We eventually reached the roof and had to cut a hole in the corrugated iron for the chimney to pass through. I then had to move up onto the roof, and continue the brick laying bending down from the 30 degree pitched iron roof. Thirty degrees as it turns out, is just about the critical pitch angle where you automatically slide off the roof if the corrugated iron is new and shiny. Fortunately for me, I had used 100 year old and slightly rusty, 3rd hand, iron for my roof that I had been given for free, to just get rid of it, and take it away.
A bargain! But all the sheets were rusted through where they had been overlapped. I just cut off the rusted section, shortened them and cut others in half to make the new roof. 30 years on it’s still working well, but does have a few more newer holes that I continue to silicon up every few years.
What hasn’t lasted so well is the clay mortar that I used to lay the bricks. I usually use a small amount of cement in the mortar mix for the last few courses. But for some reason, I didn’t do that on this chimney, probably because I didn’t have any at the time. So todays job was to take the top 4 courses off the chimney and re-lay them to make them secure again, as the rain had washed out all the mortar over the years.

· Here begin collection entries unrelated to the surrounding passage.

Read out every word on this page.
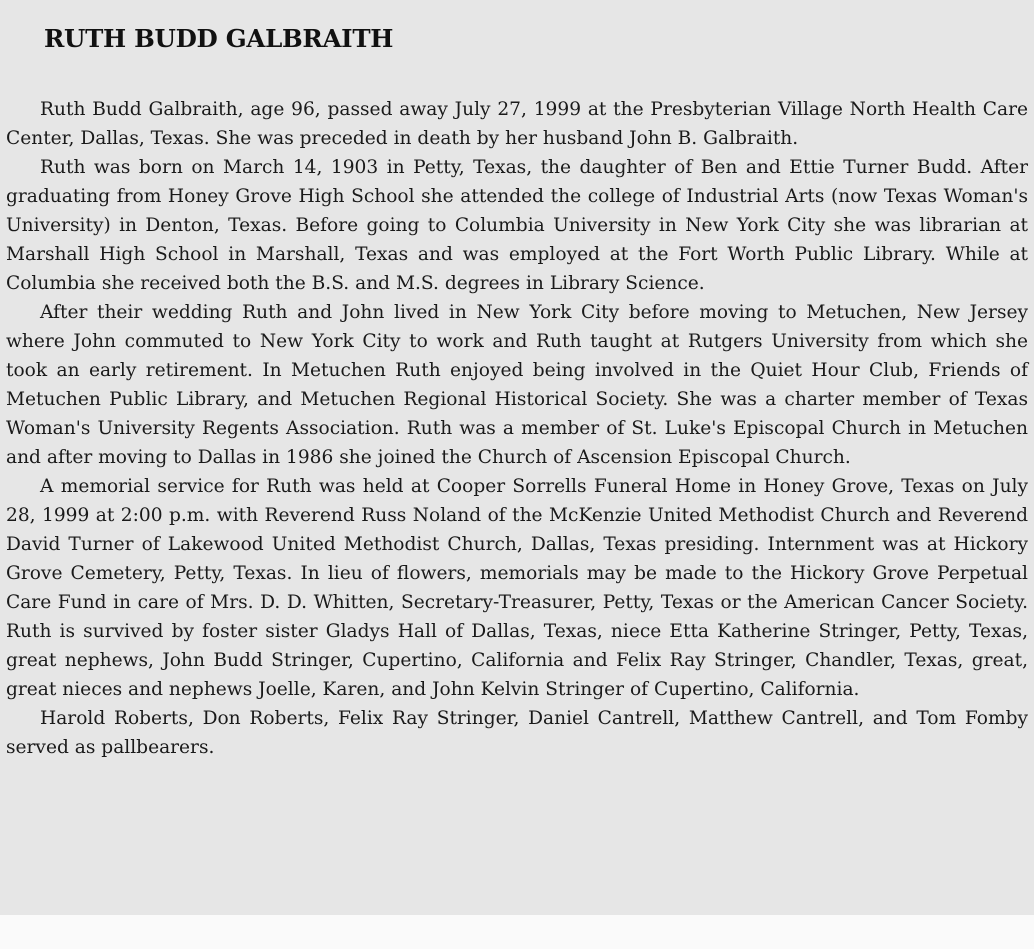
RUTH BUDD GALBRAITH

Ruth Budd Galbraith, age 96, passed away July 27, 1999 at the Presbyterian Village North Health Care Center, Dallas, Texas. She was preceded in death by her husband John B. Galbraith.

Ruth was born on March 14, 1903 in Petty, Texas, the daughter of Ben and Ettie Turner Budd. After graduating from Honey Grove High School she attended the college of Industrial Arts (now Texas Woman's University) in Denton, Texas. Before going to Columbia University in New York City she was librarian at Marshall High School in Marshall, Texas and was employed at the Fort Worth Public Library. While at Columbia she received both the B.S. and M.S. degrees in Library Science.

After their wedding Ruth and John lived in New York City before moving to Metuchen, New Jersey where John commuted to New York City to work and Ruth taught at Rutgers University from which she took an early retirement. In Metuchen Ruth enjoyed being involved in the Quiet Hour Club, Friends of Metuchen Public Library, and Metuchen Regional Historical Society. She was a charter member of Texas Woman's University Regents Association. Ruth was a member of St. Luke's Episcopal Church in Metuchen and after moving to Dallas in 1986 she joined the Church of Ascension Episcopal Church.

A memorial service for Ruth was held at Cooper Sorrells Funeral Home in Honey Grove, Texas on July 28, 1999 at 2:00 p.m. with Reverend Russ Noland of the McKenzie United Methodist Church and Reverend David Turner of Lakewood United Methodist Church, Dallas, Texas presiding. Internment was at Hickory Grove Cemetery, Petty, Texas. In lieu of flowers, memorials may be made to the Hickory Grove Perpetual Care Fund in care of Mrs. D. D. Whitten, Secretary-Treasurer, Petty, Texas or the American Cancer Society. Ruth is survived by foster sister Gladys Hall of Dallas, Texas, niece Etta Katherine Stringer, Petty, Texas, great nephews, John Budd Stringer, Cupertino, California and Felix Ray Stringer, Chandler, Texas, great, great nieces and nephews Joelle, Karen, and John Kelvin Stringer of Cupertino, California.

Harold Roberts, Don Roberts, Felix Ray Stringer, Daniel Cantrell, Matthew Cantrell, and Tom Fomby served as pallbearers.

I also needed to re-make the flashing to keep the water from getting into the shed down the sides of the chimney. The old flashing was made very hastily, from old used and already rusted, galvanised iron. It matched the roofing sheets! Consequently, it had rusted out in places too and also needed to be replaced.
All I have to do in get up there and do it! Easy when you say it fast. As i’m now more than twice as old as I was then and approaching 70. I though that I had better work out a way of doing safely on my own this time. I started by making a table that would sit on top of the ridge capping and roof ridge, so that I could stack all the bricks on-site to save me clambering up and down the roof with just two bricks at a time.
With the new roof top table made the day before, the un-bricking was done in no time. There was also a side table for buckets of mortar and the necessary tools. So convenient. Just a couple of trips up the roof and I was ready. The bricks soon re-laid up to the point that I needed to make the new flashing. This time I was able to use stainless steel off cuts for the job. This time it should out last me. If it lasts another 30 years it certainly will. I don’t fancy getting up here and flashing in such an exposed place in the future!
I finished off the last couple of courses above the flashing with a cement enhanced mix of water proof mortar. That should do it. I rather like the view from up here as well. You can see so much more from the elevated position. Maybe I should leave the new roof top table up here and we can have small intimate soiree up here in the future?